Detektivarbeit am Seziertisch

Es stinkt und es fließt Blut: Im Meeresmuseum wurden tote Schweinswale seziert. Kadaverschau und Gewebeproben sollen Forschern Aufschluss über Todesursachen geben.

Der Körper wird, bevor die Tiere seziert werden, von Tierärztin Vivica von Vietinghoff vermessen.
Stefan Sauer Der Körper wird, bevor die Tiere seziert werden, von Tierärztin Vivica von Vietinghoff vermessen.

Mit einem scharfen Messer zieht Tierärztin Vivica von Vietinghoff sichere Schnitte durch die graue Oberhaut des Schweinswalkalbes. Unter der ledrigen Haut klafft weißes Fett – auch Blubber genannt – auseinander. „Die Blubberdicke zeigt den Ernährungszustand des Tieres an“, sagt die Tierärztin und setzt ein Messband an. Drei Zentimeter beträgt die Fettschicht – dieser Schweinswal scheint gut genährt.
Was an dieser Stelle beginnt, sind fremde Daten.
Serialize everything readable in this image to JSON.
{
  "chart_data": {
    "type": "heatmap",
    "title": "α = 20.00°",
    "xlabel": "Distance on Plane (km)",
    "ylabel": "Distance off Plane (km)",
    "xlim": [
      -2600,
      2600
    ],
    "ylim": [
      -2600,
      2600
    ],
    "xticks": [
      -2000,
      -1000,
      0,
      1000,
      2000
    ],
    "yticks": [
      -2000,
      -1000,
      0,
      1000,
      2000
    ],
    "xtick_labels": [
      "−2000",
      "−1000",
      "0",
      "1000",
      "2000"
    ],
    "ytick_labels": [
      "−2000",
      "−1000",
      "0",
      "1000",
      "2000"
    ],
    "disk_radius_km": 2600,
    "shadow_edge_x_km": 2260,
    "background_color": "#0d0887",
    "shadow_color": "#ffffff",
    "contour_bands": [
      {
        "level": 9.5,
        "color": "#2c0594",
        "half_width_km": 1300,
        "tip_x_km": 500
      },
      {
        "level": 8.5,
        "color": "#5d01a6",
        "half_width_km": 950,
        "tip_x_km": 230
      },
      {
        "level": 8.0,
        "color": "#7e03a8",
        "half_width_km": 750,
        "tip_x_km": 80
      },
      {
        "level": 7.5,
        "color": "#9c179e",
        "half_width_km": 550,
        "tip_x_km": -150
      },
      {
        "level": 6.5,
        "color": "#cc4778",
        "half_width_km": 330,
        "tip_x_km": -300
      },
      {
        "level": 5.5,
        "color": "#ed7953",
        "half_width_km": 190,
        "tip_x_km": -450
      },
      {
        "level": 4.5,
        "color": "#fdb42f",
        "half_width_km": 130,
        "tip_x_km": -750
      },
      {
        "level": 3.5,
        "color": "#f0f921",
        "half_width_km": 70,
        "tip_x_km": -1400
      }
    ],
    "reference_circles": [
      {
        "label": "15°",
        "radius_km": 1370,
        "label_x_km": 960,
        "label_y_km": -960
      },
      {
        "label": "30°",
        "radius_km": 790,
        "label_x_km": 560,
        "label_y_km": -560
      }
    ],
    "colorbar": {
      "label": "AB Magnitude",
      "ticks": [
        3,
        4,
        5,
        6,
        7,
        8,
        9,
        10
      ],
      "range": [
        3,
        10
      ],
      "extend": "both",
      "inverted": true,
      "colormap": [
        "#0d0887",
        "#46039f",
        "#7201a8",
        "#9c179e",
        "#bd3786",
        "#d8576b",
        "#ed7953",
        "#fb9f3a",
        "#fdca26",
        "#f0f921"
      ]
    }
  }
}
Der kleine 99 Zentimeter lange weibliche Schweinswal war am 28. August von einem Fischer vor Kühlungsborn in einem Stellnetz gefunden und beim Meeresmuseum abgegeben worden. An der Außenhaut finden sich Einkerbungen, die von Netzen stammen könnten. Die Organe des Tieres sehen auf den ersten Blick nicht krankhaft verändert aus. „Nach der Ausschlussmethode können wir vermuten, dass sich der Meeressäuger im Netz verfangen hat und dort erstickt ist.“

Meeresbiologen des Deutschen Meeresmuseums in Stralsund untersuchen in dieser Woche ein Dutzend Schweinswalkadaver und eine tote Kegelrobbe, die 2014 und 2015 am Strand von Mecklenburg-Vorpommern oder in Netzen gefunden wurden. Mit der jährlichen Sektion wollen die Wissenschaftler nicht nur Daten über mögliche Todesursachen der einzelnen Tiere, sondern auch Informationen über eventuelle Auffälligkeiten in den Populationen sammeln. Vom Ernährungszustand der tot gefundenen Tiere könnten beispielsweise Rückschlüsse auf die Nahrungssituation der Meeressäuger gezogen werden, sagt der Kurator für Meeressäuger, Michael Dähne. Auch krankhafte Veränderungen an Organen und Geweben können so erkannt werden.